Canadian Lesbian and Gay Archives celebrates new home

Public invited to grand opening on Sat, Sep 26


After years of anticipation the Canadian Lesbian and Gay Archives (CLGA) will finally welcome the public to its new home at 34 Isabella St, launching with a grand opening celebration on Sat, Sep 26.

“It’ll be a space where there’ll be an awful lot more interaction, as well as the repository of our history,” says CLGA vice president Dennis Findlay.

Findlay says the new and improved digs — which include a public reading room, gallery and meeting space — will raise the profile of the organization and collection, as well as create a space for the community to come together.

“As you walk through the house the walls will be festooned with things that came into our possession…. It’ll be a lovely welcoming space,” says Findlay. “People will be able to walk through our history in a visual kind of way.”

After years of operating out of a second-floor space at the corner of Church and Wellesley — which will continue to house part of the archive’s collection of books, magazines, clippings, audiovisual materials and miscellanea — the move marks a turning point for the organization, says longtime volunteer Gordon Richardson.

“It’s a new spirit of cooperation and interaction,” says Richardson. “We have been so much on our own.”

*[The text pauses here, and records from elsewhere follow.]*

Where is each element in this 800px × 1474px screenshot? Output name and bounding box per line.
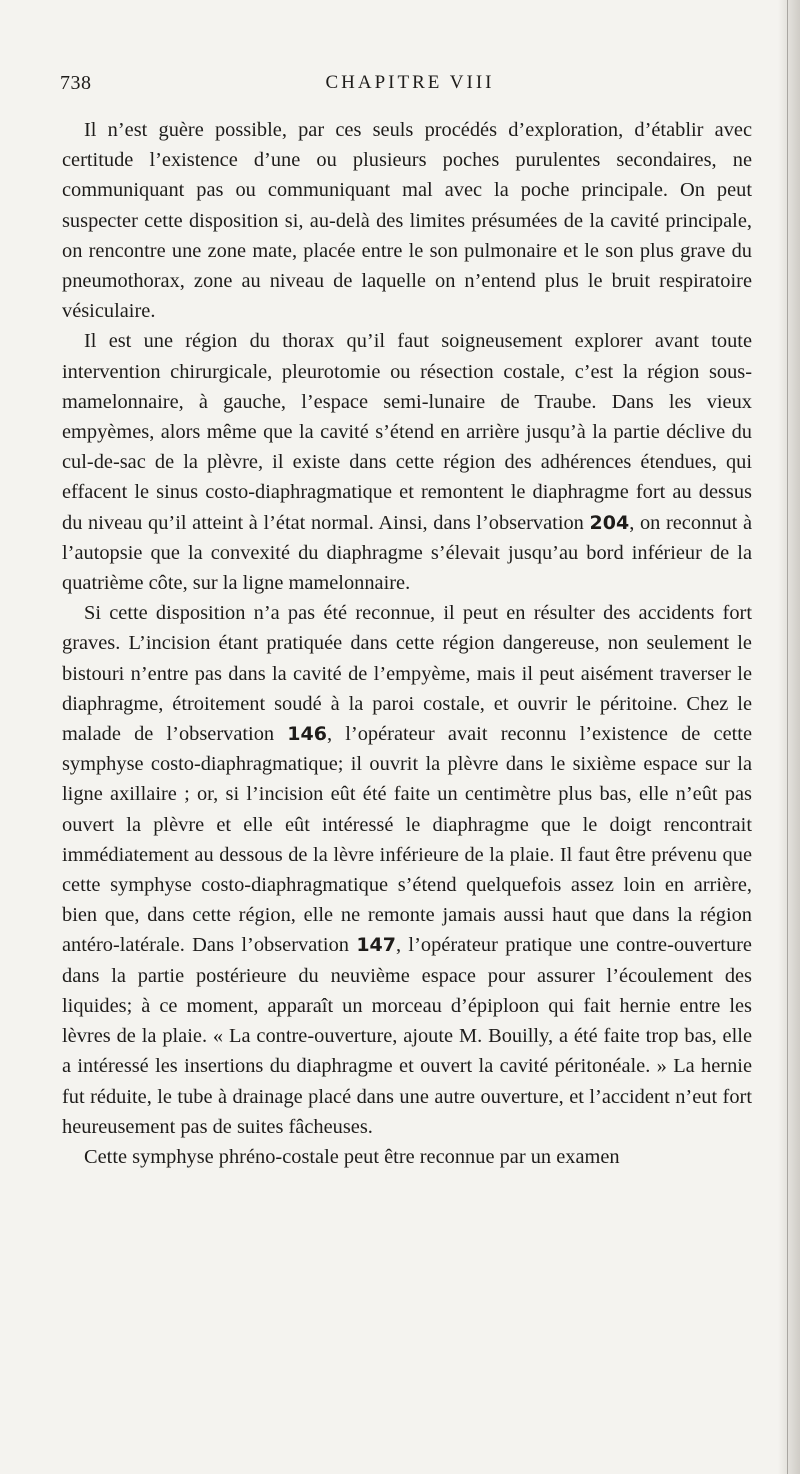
- paragraph-3-text-b: , l’opérateur avait reconnu l’existence de cette symphyse costo-diaphragmatique; il ouvrit la plèvre dans le sixième espace sur la ligne axillaire ; or, si l’incision eût été faite un centimètre plus bas, elle n’eût pas ouvert la plèvre et elle eût intéressé le diaphragme que le doigt rencontrait immédiatement au dessous de la lèvre inférieure de la plaie. Il faut être prévenu que cette symphyse costo-diaphragmatique s’étend quelquefois assez loin en arrière, bien que, dans cette région, elle ne remonte jamais aussi haut que dans la région antéro-latérale. Dans l’observation: [62, 723, 753, 957]
- paragraph-4-text: Cette symphyse phréno-costale peut être reconnue par un examen: [84, 1145, 620, 1168]
- page-header: [60, 72, 760, 108]
- paragraph-3: [62, 598, 752, 1142]
- paragraph-4: [62, 1142, 752, 1172]
- paragraph-2-text-a: Il est une région du thorax qu’il faut soigneusement explorer avant toute intervention chirurgicale, pleurotomie ou résection costale, c’est la région sous-mamelonnaire, à gauche, l’espace semi-lunaire de Traube. Dans les vieux empyèmes, alors même que la cavité s’étend en arrière jusqu’à la partie déclive du cul-de-sac de la plèvre, il existe dans cette région des adhérences étendues, qui effacent le sinus costo-diaphragmatique et remontent le diaphragme fort au dessus du niveau qu’il atteint à l’état normal. Ainsi, dans l’observation: [62, 330, 752, 534]
- body-text: [62, 115, 752, 1172]
- paragraph-1: [62, 115, 752, 326]
- paragraph-1-text: Il n’est guère possible, par ces seuls procédés d’exploration, d’établir avec certitude l’existence d’une ou plusieurs poches purulentes secondaires, ne communiquant pas ou communiquant mal avec la poche principale. On peut suspecter cette disposition si, au-delà des limites présumées de la cavité principale, on rencontre une zone mate, placée entre le son pulmonaire et le son plus grave du pneumothorax, zone au niveau de laquelle on n’entend plus le bruit respiratoire vésiculaire.: [62, 119, 752, 323]
- paragraph-3-text-a: Si cette disposition n’a pas été reconnue, il peut en résulter des accidents fort graves. L’incision étant pratiquée dans cette région dangereuse, non seulement le bistouri n’entre pas dans la cavité de l’empyème, mais il peut aisément traverser le diaphragme, étroitement soudé à la paroi costale, et ouvrir le péritoine. Chez le malade de l’observation: [62, 602, 752, 746]
- observation-number-146: 146: [287, 723, 327, 746]
- running-title: CHAPITRE VIII: [325, 72, 495, 93]
- observation-number-147: 147: [356, 934, 396, 957]
- paragraph-2: [62, 326, 752, 598]
- observation-number-204: 204: [589, 511, 630, 534]
- page-edge-shadow: [778, 0, 800, 1474]
- paragraph-2-text-b: , on reconnut à l’autopsie que la convexité du diaphragme s’élevait jusqu’au bord inférieur de la quatrième côte, sur la ligne mamelonnaire.: [62, 511, 752, 595]
- paragraph-3-text-c: , l’opérateur pratique une contre-ouverture dans la partie postérieure du neuvième espace pour assurer l’écoulement des liquides; à ce moment, apparaît un morceau d’épiploon qui fait hernie entre les lèvres de la plaie. « La contre-ouverture, ajoute M. Bouilly, a été faite trop bas, elle a intéressé les insertions du diaphragme et ouvert la cavité péritonéale. » La hernie fut réduite, le tube à drainage placé dans une autre ouverture, et l’accident n’eut fort heureusement pas de suites fâcheuses.: [62, 934, 752, 1138]
- page-edge-line: [787, 0, 788, 1474]
- page-number: 738: [60, 72, 92, 94]
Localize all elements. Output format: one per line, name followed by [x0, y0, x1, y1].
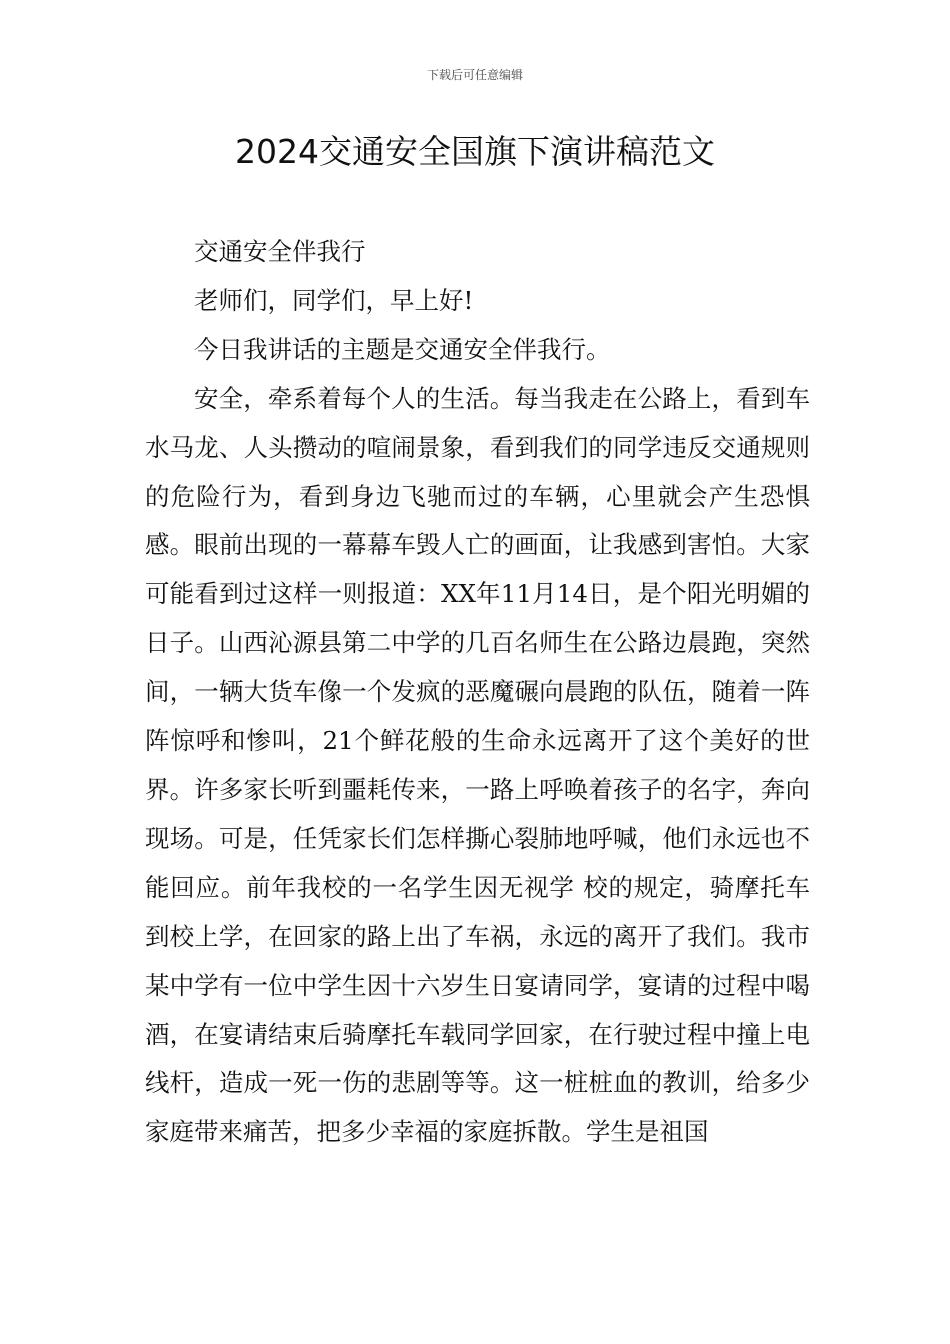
- header-note: 下载后可任意编辑: [426, 68, 523, 82]
- document-body: [145, 228, 810, 1157]
- paragraph-greeting: 老师们，同学们，早上好!: [194, 285, 474, 315]
- paragraph-subtitle: 交通安全伴我行: [194, 237, 366, 266]
- paragraph-topic: 今日我讲话的主题是交通安全伴我行。: [194, 334, 611, 364]
- document-title: 2024交通安全国旗下演讲稿范文: [235, 132, 715, 171]
- paragraph-main: 安全，牵系着每个人的生活。每当我走在公路上，看到车水马龙、人头攒动的喧闹景象，看到我们的同学违反交通规则的危险行为，看到身边飞驰而过的车辆，心里就会产生恐惧感。眼前出现的一幕幕车毁人亡的画面，让我感到害怕。大家可能看到过这样一则报道：XX年11月14日，是个阳光明媚的日子。山西沁源县第二中学的几百名师生在公路边晨跑，突然间，一辆大货车像一个发疯的恶魔碾向晨跑的队伍，随着一阵阵惊呼和惨叫，21个鲜花般的生命永远离开了这个美好的世界。许多家长听到噩耗传来，一路上呼唤着孩子的名字，奔向现场。可是，任凭家长们怎样撕心裂肺地呼喊，他们永远也不能回应。前年我校的一名学生因无视学 校的规定，骑摩托车到校上学，在回家的路上出了车祸，永远的离开了我们。我市某中学有一位中学生因十六岁生日宴请同学，宴请的过程中喝酒，在宴请结束后骑摩托车载同学回家，在行驶过程中撞上电线杆，造成一死一伤的悲剧等等。这一桩桩血的教训，给多少家庭带来痛苦，把多少幸福的家庭拆散。学生是祖国: [145, 383, 810, 1147]
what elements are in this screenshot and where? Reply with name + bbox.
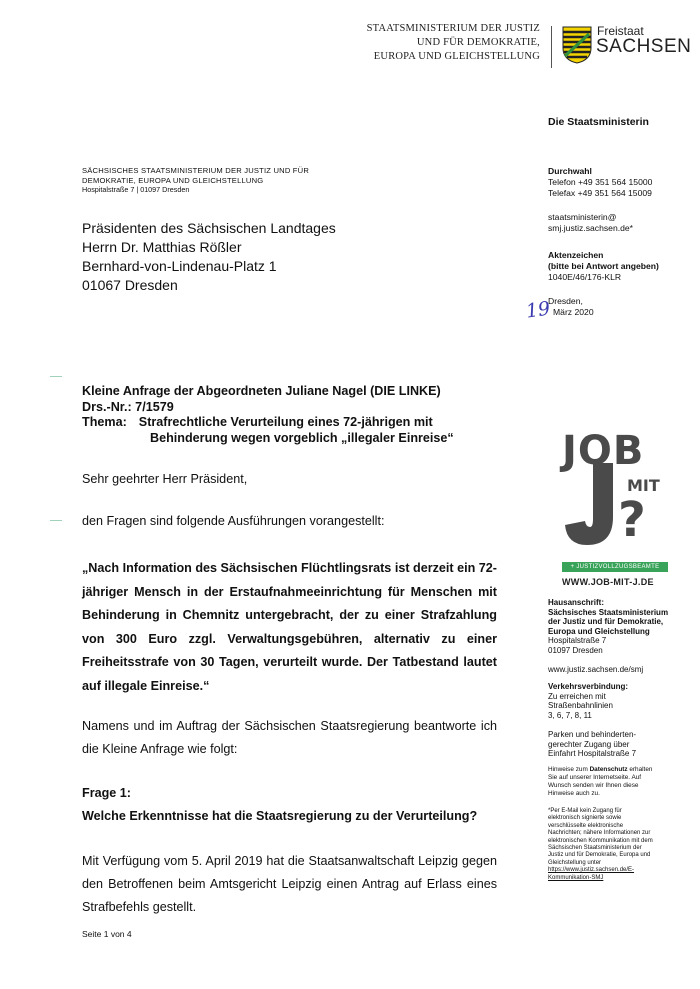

It’s been a long haul since the symbolic key to the building was passed from Toronto city councillor Kyle Rae to then CLGA president Matt Hughes at the archive’s 30th anniversary celebration in October 2003. The three-storey home, built in the 1850s and now valued at more than $1 million, was donated to CLGA as part of a deal coordinated by the City of Toronto; condo developers Cresford Developments kicked in $250,000 for the renovations as part of a deal that allowed the company to build additional floors on its nearby condo tower.

“That money really got the renovation going,” says Richardson, adding that there were a number of unexpected repairs required including leaks in the roof, sloping floors and missing structural supports. The size of the collection — which CLGA boasts is the second largest queer collection in the world — meant the floors needed to be reinforced to support the weight.

But the Cresford donation didn’t cover the full cost of the renovations.

“The ballpark costs on the upgrade and restoration and renovation of the house will be around $500,000,” says Findlay. “More than half of that has been raised from other than government funding, in other words from private donations, bequests and fundraising. And we still need people to be generous. We now have to pay for the maintenance and running of the operation, we need to hire a general manager, we need to continue paying for the space at Wellesley which houses a huge portion of our collection and we have more material coming to us every day.”

 

To that end CLGA is launching a $1.5-million endowment campaign, spearheaded by Bill Graham and Jaime Watt.

The materials collected by CLGA — which was founded in 1973 as part of The Body Politic, Xtra’s predecessor — provides a great deal of insight into the gains gays and lesbians have achieved in recent decades, says Findlay.

“We didn’t get here by accident,” he says. “There’s been a lot of history that’s gone into changing our society at many different levels — the social level, the institutions of government, policing, healthcare. All those institutions had to be brought forward in a better understanding of how to deal with people in an equal manner…. We didn’t get there in one fell swoop. We didn’t get there one person doing it. We got there as a community.

“The really important thing that I hope people would become more aware of is that we are all part of history. We’re in a very fortunate place and the archives are where you can learn an awful lot of how we got from where we were to where we are and where we’re going. It’s not a dead institution it’s a living institution and we want to make it more alive and this house will certainly allow us to make it more alive.”